Le leitmotiv de notre gestion pendant ce premier semestre ? Flexibilité, adaptation, réactivité pour répondre à la volatilité des marchés. Comment cela s’est-il traduit ? Une exposition réduite aux actifs risqués aux mois de janvier et février. Fin mars, une augmentation de la pondération actions après la violente correction du mois, suivie par une allocation plus importante pour le crédit européen « Investment Grade » et la dette émergente en avril et mai. Un actif de base pendant toute cette période : l’or qui a contribué positivement aux performances, tant dans les phases correctives que dans les rebonds de marché.

Comment nous positionnons-nous aujourd’hui ? Les marchés financiers restent pour le moment pris entre deux forces contraires. D’un côté, les publications économiques ont positivement surpris depuis le mois de juin avec un redémarrage rapide de l’activité. De l’autre, la propagation du virus est loin d’être enrayée au niveau mondial. La menace d’une évolution incontrôlée du virus dans certains pays ou celle d’une seconde vague peuvent constituer un frein pour la reprise de l’activité économique, malgré le soutien des gouvernements et des banques centrales. Par conséquent, nous avons augmenté notre exposition aux classes d’actifs et régions qui ont une valorisation attractive et profiteront de cette reprise tout en maintenant des protections, notamment sur notre exposition aux actions.

Une relance politique et économique pour l’Europe

Candriam 30.07.3Les performances des actifs européens restent en retard par rapport aux actifs américains ou émergents.

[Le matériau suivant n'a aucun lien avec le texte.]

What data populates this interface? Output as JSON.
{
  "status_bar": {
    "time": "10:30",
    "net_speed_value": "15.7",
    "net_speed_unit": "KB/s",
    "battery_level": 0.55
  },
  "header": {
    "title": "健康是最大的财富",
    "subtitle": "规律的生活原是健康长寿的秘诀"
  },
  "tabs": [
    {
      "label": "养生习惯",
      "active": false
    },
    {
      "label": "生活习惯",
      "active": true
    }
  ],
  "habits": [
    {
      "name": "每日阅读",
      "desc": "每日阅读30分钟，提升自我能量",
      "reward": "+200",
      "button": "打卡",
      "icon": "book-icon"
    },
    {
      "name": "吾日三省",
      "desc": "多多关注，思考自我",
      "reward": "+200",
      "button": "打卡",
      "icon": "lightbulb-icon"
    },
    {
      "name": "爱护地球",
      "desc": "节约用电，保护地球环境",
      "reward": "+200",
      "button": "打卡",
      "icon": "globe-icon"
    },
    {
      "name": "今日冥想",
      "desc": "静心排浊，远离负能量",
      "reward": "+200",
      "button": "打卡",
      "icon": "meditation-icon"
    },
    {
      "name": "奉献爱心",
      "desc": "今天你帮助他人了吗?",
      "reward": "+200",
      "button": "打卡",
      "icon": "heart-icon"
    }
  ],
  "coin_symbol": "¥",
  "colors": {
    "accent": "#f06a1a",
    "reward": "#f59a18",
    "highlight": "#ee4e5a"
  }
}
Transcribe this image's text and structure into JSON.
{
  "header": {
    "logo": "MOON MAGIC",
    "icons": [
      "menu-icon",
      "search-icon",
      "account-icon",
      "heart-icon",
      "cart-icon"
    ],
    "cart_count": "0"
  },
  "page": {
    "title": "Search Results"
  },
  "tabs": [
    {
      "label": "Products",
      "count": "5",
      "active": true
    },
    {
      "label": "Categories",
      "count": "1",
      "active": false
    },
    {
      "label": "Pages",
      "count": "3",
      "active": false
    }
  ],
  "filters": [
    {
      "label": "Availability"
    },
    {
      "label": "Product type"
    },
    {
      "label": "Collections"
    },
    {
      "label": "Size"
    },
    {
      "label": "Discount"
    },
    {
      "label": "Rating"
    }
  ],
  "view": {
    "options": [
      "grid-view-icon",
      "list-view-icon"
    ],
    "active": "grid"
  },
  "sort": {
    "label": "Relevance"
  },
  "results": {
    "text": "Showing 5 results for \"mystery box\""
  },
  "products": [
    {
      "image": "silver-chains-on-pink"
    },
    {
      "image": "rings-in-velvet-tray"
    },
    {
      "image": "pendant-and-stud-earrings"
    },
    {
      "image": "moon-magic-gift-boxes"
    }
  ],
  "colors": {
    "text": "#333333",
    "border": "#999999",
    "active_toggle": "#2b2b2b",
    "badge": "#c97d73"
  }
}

L’Europe nous semble bénéficier d’un certain nombre d’atouts pour afficher une meilleure performance relative au second semestre. Cette préférence pour l’Europe reste tactique même si à plus long terme nous commençons, enfin, à observer des raisons plus structurelles de privilégier le Vieux Continent.

Les actifs européens performent mieux dans une phase de rebond économique 

La composition plus cyclique des indices européens favorise leur surperformance dans une phase de rebond d’activité. Le confinement strict mis en place en mars en Europe continentale après avoir pénalisé les pays européens devrait maintenant les favoriser : la gestion du virus semble plus efficace qu’aux Etats-Unis et le rebond économique devrait y être plus fort. Les mesures de protection de l’emploi mises en place par les gouvernements devraient conduire à une moindre progression du taux de chômage qu’aux Etats-Unis et permettre un redémarrage plus rapide de l’activité.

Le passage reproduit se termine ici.